FOV: Field of View—the observable area a sensor can see at any given moment.
mIoU: Mean Intersection over Union—a standard metric for segmentation accuracy.
Voxel: A volume element representing a value on a regular grid in 3D space.
GF-Phase: Geometry-based Feature Fusion Phase—fusing features based on explicit projection of 3D points onto 2D images.
SF-Phase: Semantic-based Feature Fusion Phase—fusing features based on learned semantic relationships (attention) rather than just geometric projection.
Asymmetric Augmentation: Applying different data augmentation strategies to different modalities (e.g., flipping point clouds but only color-jittering images) while maintaining alignment where necessary.
MHSA: Multi-Head Self-Attention—mechanism relating different positions of a single sequence to compute a representation of the sequence.
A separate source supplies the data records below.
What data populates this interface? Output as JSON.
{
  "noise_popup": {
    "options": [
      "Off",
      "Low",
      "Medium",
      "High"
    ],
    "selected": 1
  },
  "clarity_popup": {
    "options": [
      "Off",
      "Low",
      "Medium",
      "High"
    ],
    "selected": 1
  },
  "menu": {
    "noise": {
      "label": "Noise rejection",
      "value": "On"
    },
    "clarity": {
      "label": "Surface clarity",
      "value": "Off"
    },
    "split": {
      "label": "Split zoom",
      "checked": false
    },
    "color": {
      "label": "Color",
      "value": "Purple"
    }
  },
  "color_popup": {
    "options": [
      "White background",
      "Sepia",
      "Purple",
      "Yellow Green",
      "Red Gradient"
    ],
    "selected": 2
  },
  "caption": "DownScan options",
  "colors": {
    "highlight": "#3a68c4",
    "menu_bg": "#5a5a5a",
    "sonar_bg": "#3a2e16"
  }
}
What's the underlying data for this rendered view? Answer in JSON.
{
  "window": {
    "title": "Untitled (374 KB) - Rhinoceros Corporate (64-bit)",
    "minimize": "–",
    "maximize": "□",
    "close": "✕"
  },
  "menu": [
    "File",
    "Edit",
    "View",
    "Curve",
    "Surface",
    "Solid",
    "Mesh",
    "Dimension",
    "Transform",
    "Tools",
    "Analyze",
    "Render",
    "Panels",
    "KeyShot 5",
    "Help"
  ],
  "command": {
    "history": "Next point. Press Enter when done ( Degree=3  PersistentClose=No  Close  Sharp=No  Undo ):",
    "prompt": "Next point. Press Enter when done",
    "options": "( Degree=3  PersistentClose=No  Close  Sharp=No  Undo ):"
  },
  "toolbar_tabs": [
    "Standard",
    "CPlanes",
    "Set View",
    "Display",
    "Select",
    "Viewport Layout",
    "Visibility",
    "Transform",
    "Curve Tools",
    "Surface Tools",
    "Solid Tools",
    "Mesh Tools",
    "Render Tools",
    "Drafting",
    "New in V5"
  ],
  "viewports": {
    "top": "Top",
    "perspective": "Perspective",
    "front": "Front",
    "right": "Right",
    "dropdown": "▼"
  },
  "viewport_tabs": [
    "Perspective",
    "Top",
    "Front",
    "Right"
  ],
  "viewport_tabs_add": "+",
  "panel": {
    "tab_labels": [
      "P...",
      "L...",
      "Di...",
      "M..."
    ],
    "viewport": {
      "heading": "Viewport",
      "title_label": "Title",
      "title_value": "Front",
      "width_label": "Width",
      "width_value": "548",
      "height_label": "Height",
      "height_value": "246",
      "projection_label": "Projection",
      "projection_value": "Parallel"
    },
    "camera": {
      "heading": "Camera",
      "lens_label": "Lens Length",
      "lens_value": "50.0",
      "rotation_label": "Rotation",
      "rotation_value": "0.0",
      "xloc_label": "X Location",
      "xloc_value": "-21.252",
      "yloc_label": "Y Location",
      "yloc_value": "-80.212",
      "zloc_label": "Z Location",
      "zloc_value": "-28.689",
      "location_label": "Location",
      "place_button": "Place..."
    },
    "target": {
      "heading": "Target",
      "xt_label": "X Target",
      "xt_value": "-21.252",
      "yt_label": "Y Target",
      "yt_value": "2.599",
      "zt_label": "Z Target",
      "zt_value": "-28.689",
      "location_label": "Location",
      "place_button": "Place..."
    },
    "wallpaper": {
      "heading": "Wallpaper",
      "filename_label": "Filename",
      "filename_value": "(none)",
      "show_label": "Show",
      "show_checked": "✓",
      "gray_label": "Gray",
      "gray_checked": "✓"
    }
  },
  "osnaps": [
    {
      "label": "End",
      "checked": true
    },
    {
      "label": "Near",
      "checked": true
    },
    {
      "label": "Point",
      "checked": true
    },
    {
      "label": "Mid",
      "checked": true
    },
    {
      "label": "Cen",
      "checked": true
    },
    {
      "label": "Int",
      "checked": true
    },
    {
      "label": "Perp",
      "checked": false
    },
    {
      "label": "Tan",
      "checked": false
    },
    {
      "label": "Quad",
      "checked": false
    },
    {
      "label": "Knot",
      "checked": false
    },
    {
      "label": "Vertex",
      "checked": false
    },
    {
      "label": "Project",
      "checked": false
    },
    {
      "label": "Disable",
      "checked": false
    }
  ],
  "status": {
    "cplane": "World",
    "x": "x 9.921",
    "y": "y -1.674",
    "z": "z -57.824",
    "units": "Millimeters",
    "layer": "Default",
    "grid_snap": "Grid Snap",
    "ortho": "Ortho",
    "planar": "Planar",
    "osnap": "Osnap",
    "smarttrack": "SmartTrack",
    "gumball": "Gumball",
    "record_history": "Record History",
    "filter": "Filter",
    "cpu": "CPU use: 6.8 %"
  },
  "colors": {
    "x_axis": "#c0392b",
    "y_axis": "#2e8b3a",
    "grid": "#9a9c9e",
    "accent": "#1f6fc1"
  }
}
MHCA: Multi-Head Cross-Attention—mechanism where a query sequence attends to a different key/value sequence (e.g., points attending to semantic embeddings).
Lovasz-softmax: A loss function designed to directly optimize the Jaccard index (IoU) for semantic segmentation.
Semantic Embeddings: High-level feature vectors representing specific object categories (e.g., 'car', 'pedestrian') aggregated from raw sensor features.